The trio's student group had suspended fresh protests at the start of this week, saying they had wanted the reform of government job quotas but not "at the expense of so much blood".

The pause was due to expire earlier on Friday but the group had given no indication of its future course of action.

Islam, 26, the chief coordinator of Students Against Discrimination, told AFP from his hospital bed on Monday that he feared for his life.

He said that two days beforehand, a group of people identifying themselves as police detectives blindfolded and handcuffed him and took him to an unknown location.

Islam added that he had come to his senses the following morning on a roadside in Dhaka.

Mahmud earlier told AFP that he had also been detained by police and beaten at the height of last week's unrest.

Three senior police officers in Dhaka all denied that the trio had been taken from the hospital and into custody on Friday.

- Garment tycoon arrested -

Police told AFP on Thursday that they had arrested at least 4,000 people since the unrest began last week, including 2,500 in Dhaka.

On Friday police said they had arrested David Hasanat, the founder and chief executive of one of Bangladesh's biggest garment factory enterprises.

His Viyellatex Group employs more than 15,000 people according to its website, and its annual turnover was estimated at $400 million by the Daily Star newspaper last year.

Dhaka Metropolitan Police inspector Abu Sayed Miah said Hasanat and several others were suspected of financing the "anarchy, arson and vandalism" of last week.

Bangladesh makes around $50 billion in annual export earnings from the textile trade, which services leading global brands including H&M, Gap and others.

Student protests began this month after the reintroduction in June of a scheme reserving more than half of government jobs for certain candidates.

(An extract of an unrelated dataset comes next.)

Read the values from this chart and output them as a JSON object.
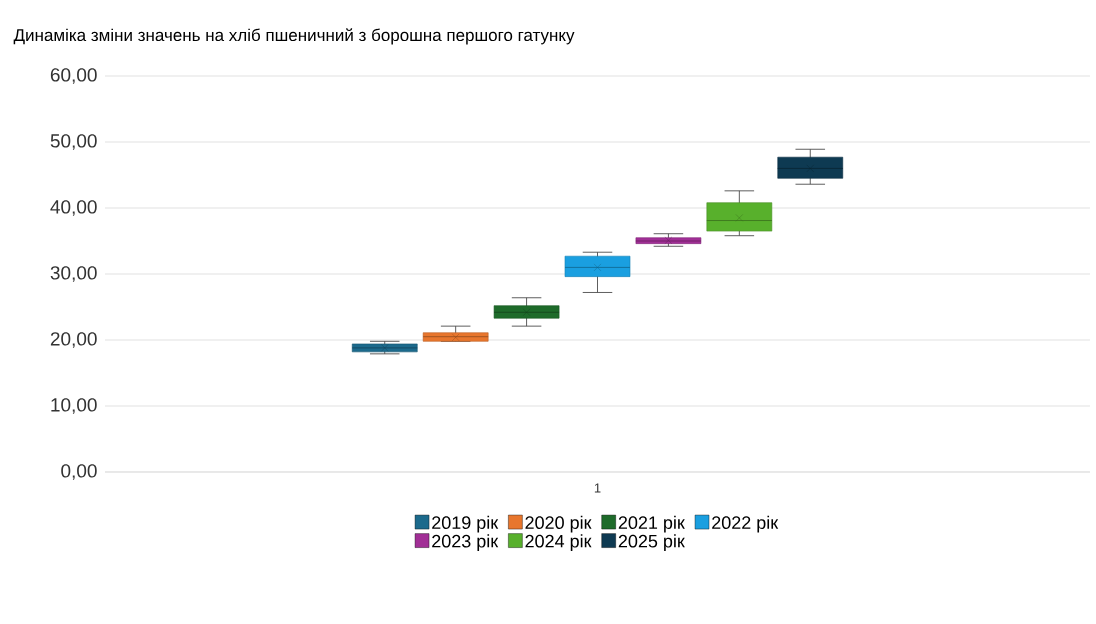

With around 18 million young people in Bangladesh out of work, according to government figures, the move deeply upset graduates facing an acute jobs crisis.

Critics say the quota is used to stack public jobs with loyalists to Hasina's Awami League.

- 'Call to the nation' -

The Supreme Court cut the number of reserved jobs on Sunday but fell short of protesters' demands to scrap the quotas entirely.

Hasina has ruled Bangladesh since 2009 and won her fourth consecutive election in January after a vote without genuine opposition.

Her government is also accused by rights groups of misusing state institutions to entrench its hold on power and stamp out dissent, including the extrajudicial killing of opposition activists.

Hasina continued a tour of government buildings that had been ransacked by protesters, on Friday visiting state broadcaster Bangladesh Television, which was partly set ablaze last week.

"Find those who were involved in this," she said, according to state news agency BSS.

"Cooperate with us to ensure their punishment. I am making this call to the nation."